Q - Monsieur le Ministre, on se souvient que vous aviez qualifié la politique de Benyamin Nétanyahou dans le cadre du processus de paix catastrophique à l'époque. Est-ce que vous avez une formule aussi percutante pour définir la politique de paix de son successeur, Ehud Barak ? C'est ma première question.
Et, deuxième question, qui concerne en particulier la communauté des Israéliens francophones qui, vous le savez peut-être, est assez importante ici. Il a été publié dans le Journal officiel du mois de septembre, une information selon laquelle le Centre culturel français qui doit se créer à Jérusalem, serait en fait une annexe du Centre culturel qui se trouve à Cheikh Jarah, c'est à dire dans la partie Est de Jérusalem. Est-ce que vous confirmez cette information ou voulez-vous apporter un rectificatif ?
R - Sur le premier point, je ne cherche pas à faire de déclarations fracassantes pour le plaisir, encore que sur le plan de l'écho, c'est toujours très facile de les faire reprendre si elles sont fracassantes. Mais il faut résister à cette tentation. Quand je m'étais exprimé sur la politique de l'ancien Premier ministre israélien, c'était en septembre 97 et tout le monde avait pu constater qu'en effet, cette politique aboutissait à un blocage. Et j'avais dit quelque chose que, je crois, tout le monde pensait sans le dire. Et puis la suite n'a pas tout à fait contredit cette déclaration. J'avais parlé des conséquences catastrophiques pour les Palestiniens, pour les pays de la région, et pour les Israéliens également.
A l'heure actuelle, je me garderai bien de faire une déclaration fracassante à propos d'un Premier ministre qui vient d'arriver. Ce serait absurde de vouloir juger au bout de quelques mois. Mais de toute façon, nous avons déjà dit ce que cela nous inspire et tout ce qui a été fait et dit par M. Barak jusqu'à maintenant nous parait prometteur et encourageant. C'est tout ce qu'on a dit jusqu'à maintenant.
Les problèmes qui restent sont extraordinairement compliqués. Et tout ce qu'on regroupe sous le chapeau de statut final, est particulièrement difficile. D'où d'ailleurs la relance que cela a entraîné aussitôt dans les relations entre Israël et la France, mais aussi Israël et la plupart des pays européens, Israël et les Etats-Unis, etc. C'est le cadre général, mais n'oublions jamais l'extrême difficulté des questions qui sont à traiter maintenant.

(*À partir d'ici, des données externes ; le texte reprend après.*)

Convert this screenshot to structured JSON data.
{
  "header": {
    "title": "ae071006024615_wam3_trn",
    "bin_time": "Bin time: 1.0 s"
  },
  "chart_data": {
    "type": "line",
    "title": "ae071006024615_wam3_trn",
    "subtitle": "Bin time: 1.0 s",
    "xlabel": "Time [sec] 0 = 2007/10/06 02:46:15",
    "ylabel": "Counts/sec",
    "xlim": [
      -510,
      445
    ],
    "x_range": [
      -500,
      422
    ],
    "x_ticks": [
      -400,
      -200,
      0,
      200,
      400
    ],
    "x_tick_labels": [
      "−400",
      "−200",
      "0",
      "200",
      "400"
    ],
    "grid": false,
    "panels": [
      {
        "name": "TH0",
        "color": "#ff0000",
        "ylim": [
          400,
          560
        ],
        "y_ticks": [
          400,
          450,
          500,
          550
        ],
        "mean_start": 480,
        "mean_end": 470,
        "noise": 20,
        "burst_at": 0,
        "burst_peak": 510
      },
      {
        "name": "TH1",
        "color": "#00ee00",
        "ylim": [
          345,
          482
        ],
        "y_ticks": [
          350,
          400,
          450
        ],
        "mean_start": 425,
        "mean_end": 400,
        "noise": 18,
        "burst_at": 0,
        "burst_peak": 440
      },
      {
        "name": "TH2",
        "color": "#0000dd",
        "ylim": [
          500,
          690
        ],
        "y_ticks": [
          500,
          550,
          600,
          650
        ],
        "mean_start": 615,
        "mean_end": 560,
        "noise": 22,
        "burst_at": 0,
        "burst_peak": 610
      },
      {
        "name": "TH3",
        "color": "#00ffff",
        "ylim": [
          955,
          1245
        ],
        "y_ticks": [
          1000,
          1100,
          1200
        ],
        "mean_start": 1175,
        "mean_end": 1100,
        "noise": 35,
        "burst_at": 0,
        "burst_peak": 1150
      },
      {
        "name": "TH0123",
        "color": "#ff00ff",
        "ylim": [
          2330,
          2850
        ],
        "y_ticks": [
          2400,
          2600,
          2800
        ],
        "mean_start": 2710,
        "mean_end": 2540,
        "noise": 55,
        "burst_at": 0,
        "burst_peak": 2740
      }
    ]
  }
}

Seconde question : le point ne se pose pas du tout comme ça. Le projet du ministère des Affaires étrangères français est de développer la présence française à Jérusalem et il y a donc un projet de centre culturel. L'autre question qui se pose est celle d'une alliance française qui ne fonctionne pas bien et cette question, comme partout dans le monde, totalement indépendante de la localisation est à l'étude.

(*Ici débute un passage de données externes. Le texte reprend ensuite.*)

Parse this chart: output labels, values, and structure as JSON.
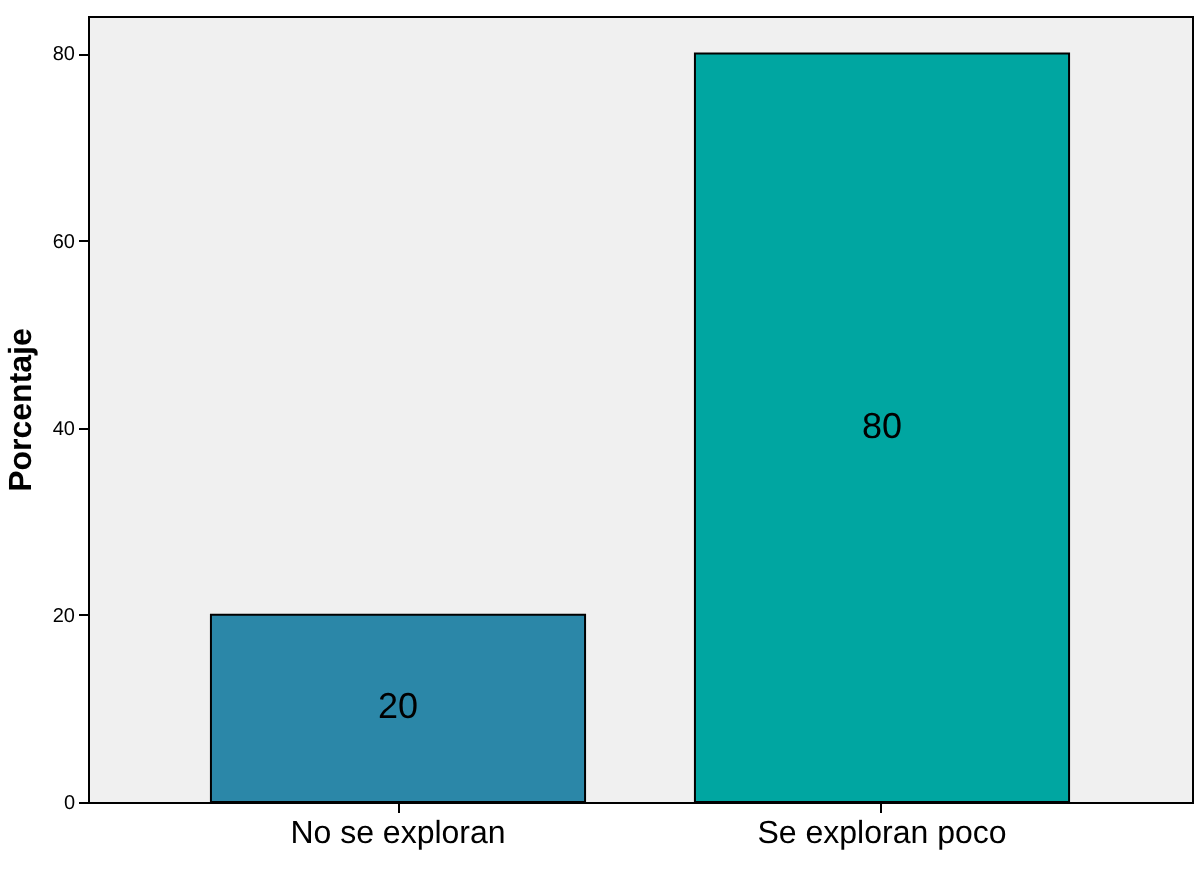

Je souligne contrairement à certains commentaires de presse que précisément le thème de ma démarche, est de renforcer la présence française à Jérusalem, avec un centre culturel qui ait une totale autonomie de programmation. Nous sommes au début du projet, il va se développer, vous en serez informés. Je crois qu'il correspond aux attentes et aux désirs qui ont été exprimés très souvent.
Q - Mais c'est mentionné au journal officiel.
R - Oui, mais je pense qu'il y a des malentendus sur les termes techniques peut-être. En tout cas, l'idée est simple. Elle est de renforcer cette présence.
Q - Vous avez fait état à plusieurs reprises de la disponibilité de la France et de l'accueil favorable réservé par des interlocuteurs israéliens à cette posture. Avez-vous acquis la conviction que l'on met côté israélien et côté français les mêmes choses derrière les mêmes mots ? Et en clair que signifie la disponibilité ? Est-ce un rôle d'émissaire, de force de proposition, d'arbitre éventuel, ou de force de contrôle dans l'accord futur ultérieur ? Pouvez-vous préciser un peu ce concept ?
R - Tout ce que vous avez cité est possible. Selon les moments, selon les circonstances. C'est en partie une question de fond, et c'est en partie une question de ton, de ton et de style, de méthode et de manière. Je crois que nous comprenons tous de quoi il s'agit. Cela tient au fait que la France soit présente dans cette région depuis très longtemps, qu'elle ait des relations très étroites avec la plupart des protagonistes. Cela n'est contesté par personne. Et ensuite, selon les périodes et selon les difficultés rencontrées, c'est plutôt les uns ou les autres qui demandent un appui, une intervention extérieure, ou qui disent au contraire "cela va très bien, on peut se débrouiller tout seuls". Donc je ne peux pas répondre globalement. Nous voulons une intervention qui soit la plus adaptée possible à la situation, la plus adaptée possible au problème.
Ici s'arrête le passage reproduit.